We're also working on verification, having the pipeline confirm the action actually succeeded before reporting back. Thats a fair expectation and we should meet it.

New comment by sanchitmonga22 in "Launch HN: RunAnywhere (YC W26) – Faster AI Inference on Apple Silicon"

sanchitmonga22 — Wed, 11 Mar 2026 01:59:03 +0000

Thanks for trying it and for filing the bug, we're looking into the homebrew install issue.

On unsloth quants: agreed, they're consistently better bit-for-bit. Adding broader quantization format support (including unsloth's approach) is on the roadmap. Right now MetalRT works with MLX 4-bit files and GGUF Q4_K_M, we want to expand that.
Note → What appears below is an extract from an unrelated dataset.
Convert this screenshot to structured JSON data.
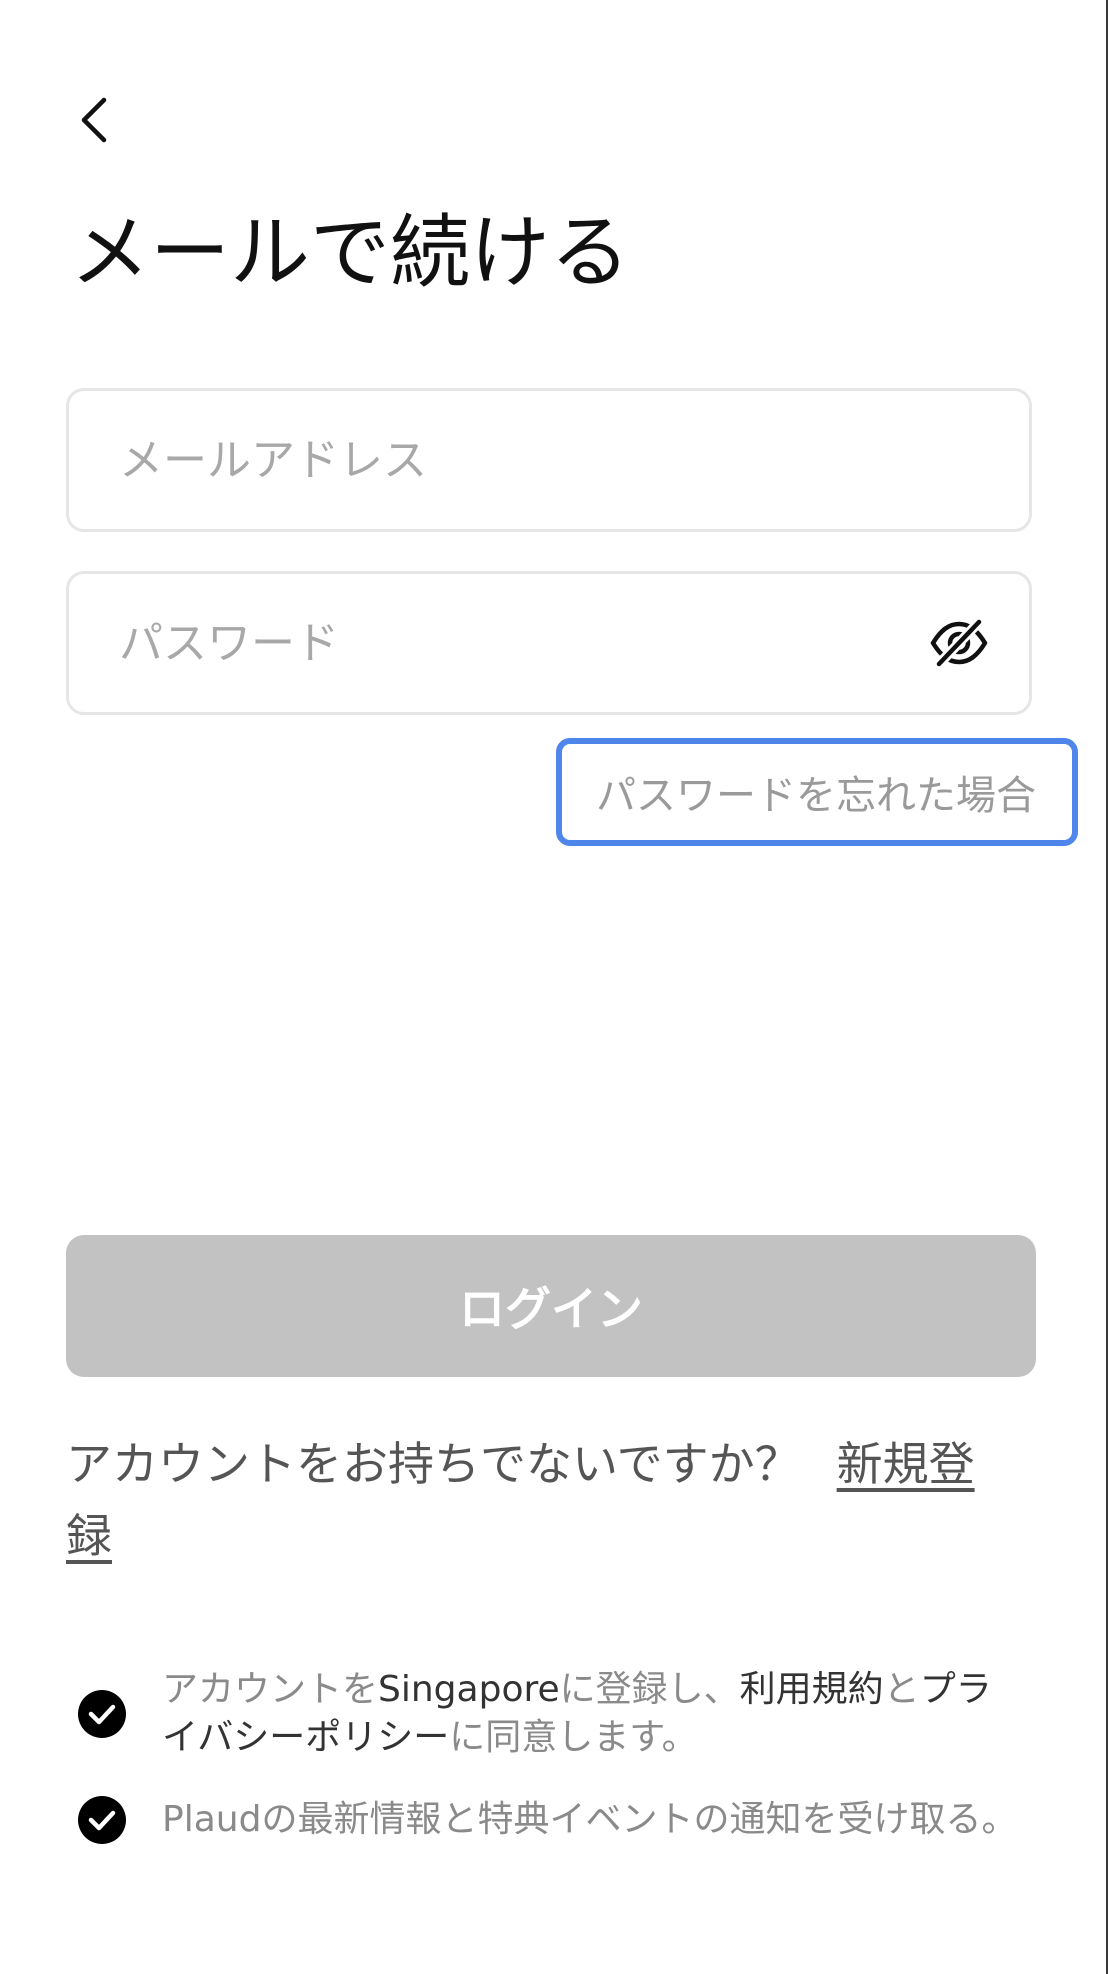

On the grounding issue ("navigate to google.com" not actually navigating): you're right, that's a gap. The "open_url" action exists but the LLM doesn't always route to it correctly, especially with compound commands. Small models (0.6B-1.2B) have limited tool-calling accuracy, upgrading to Qwen3.5 4B via rcli upgrade-llm helps significantly. We're also improving the action routing prompts.

Appreciate the detailed feedback, this is exactly what we need.